The Worst Thing We Read Yesterday
The clearer the facts become about Donald Trump and his administration, the further beyond the grasp of conventional news coverage the situation goes. What is a conventional analyst to do? NBC’s Jonathan Allen, surveying the news landscape, decided it was time to go right past the problem and use the conventions anyway. So he published a piece that applied ordinary presidential altitude analysis—the president was down, and now he’s back up—to the puffs of dust rising down inside the sinkhole where the presidency would be.

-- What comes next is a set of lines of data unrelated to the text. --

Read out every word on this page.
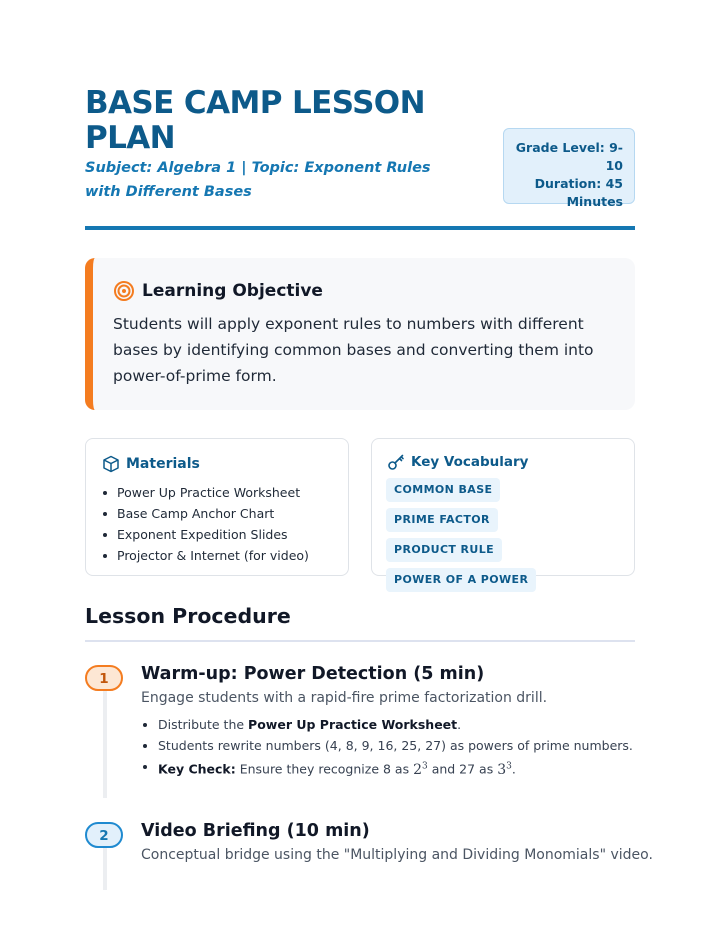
BASE CAMP LESSON PLAN
Subject: Algebra 1 | Topic: Exponent Rules with Different Bases
Grade Level: 9-10
Duration: 45 Minutes
Learning Objective
Students will apply exponent rules to numbers with different bases by identifying common bases and converting them into power-of-prime form.
Materials
Power Up Practice Worksheet
Base Camp Anchor Chart
Exponent Expedition Slides
Projector & Internet (for video)
Key Vocabulary
COMMON BASEPRIME FACTOR
PRODUCT RULE
POWER OF A POWER
Lesson Procedure
1	Warm-up: Power Detection (5 min)
Engage students with a rapid-fire prime factorization drill.
Distribute the Power Up Practice Worksheet.
Students rewrite numbers (4, 8, 9, 16, 25, 27) as powers of prime numbers.
Key Check: Ensure they recognize 8 as $2^3$ and 27 as $3^3$.
2	Video Briefing (10 min)
Conceptual bridge using the "Multiplying and Dividing Monomials" video.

Hence the subhead declaring that “the most unconventional of commanders-in-chief is suddenly hitting some standard presidential notes.” The argument was that a week had gone by, including a foreign trip, during which Trump had not committed very many truly heinous blunders or casual acts of defamation. This qualified, by the lowered measure Allen was using, as “seemingly disciplined.” An expert was brought in to testify:
“He’s pitching a great game right now,” said Sean Spicer, Trump’s former White House communications director. “The last six, seven, eight days have been the best string of days in his administration.”
There was something almost touching about the wobble, the hopeful Trumpian stretch for “six, seven, eight.” It wasn’t true, of course. (Or was it, narrowly speaking? Had there been a six-day stretch before this that went by without an atrocity?) To the extent Trump had kept himself out of trouble at the G20—paring back his bilateral meetings and skipping the closing press conference—it was a continuation of the vanishing act that is, along with the criminal investigations, the defining feature of his presidency.
As for those criminal investigations, though, events forced Allen to include a caveat in his writeup of the president’s break from controversy and scandal:
Of course, there are clear exceptions to the trend — one big one in particular.
The president has escalated his Twitter attacks on special counsel Robert Mueller’s Russia probe, which he calls a witch hunt, particularly in the wake of former Trump fixer Michael Cohen pleading guilty to lying to Congress about efforts to build a real-estate development in Moscow while Trump was campaigning for the presidency in 2016.
Ah, right, yes, there was that time—Monday, it was—that the president tried to openly tamper with a witness. In a different reality, it might have been an impeachable offense. But Congress is not going to impeach the president, so it’s best to pretend it didn’t happen, or pretend that though it did happen, it didn’t mean anything. If outlets like NBC just act as if it’s all standard behavior, these things will be the standard.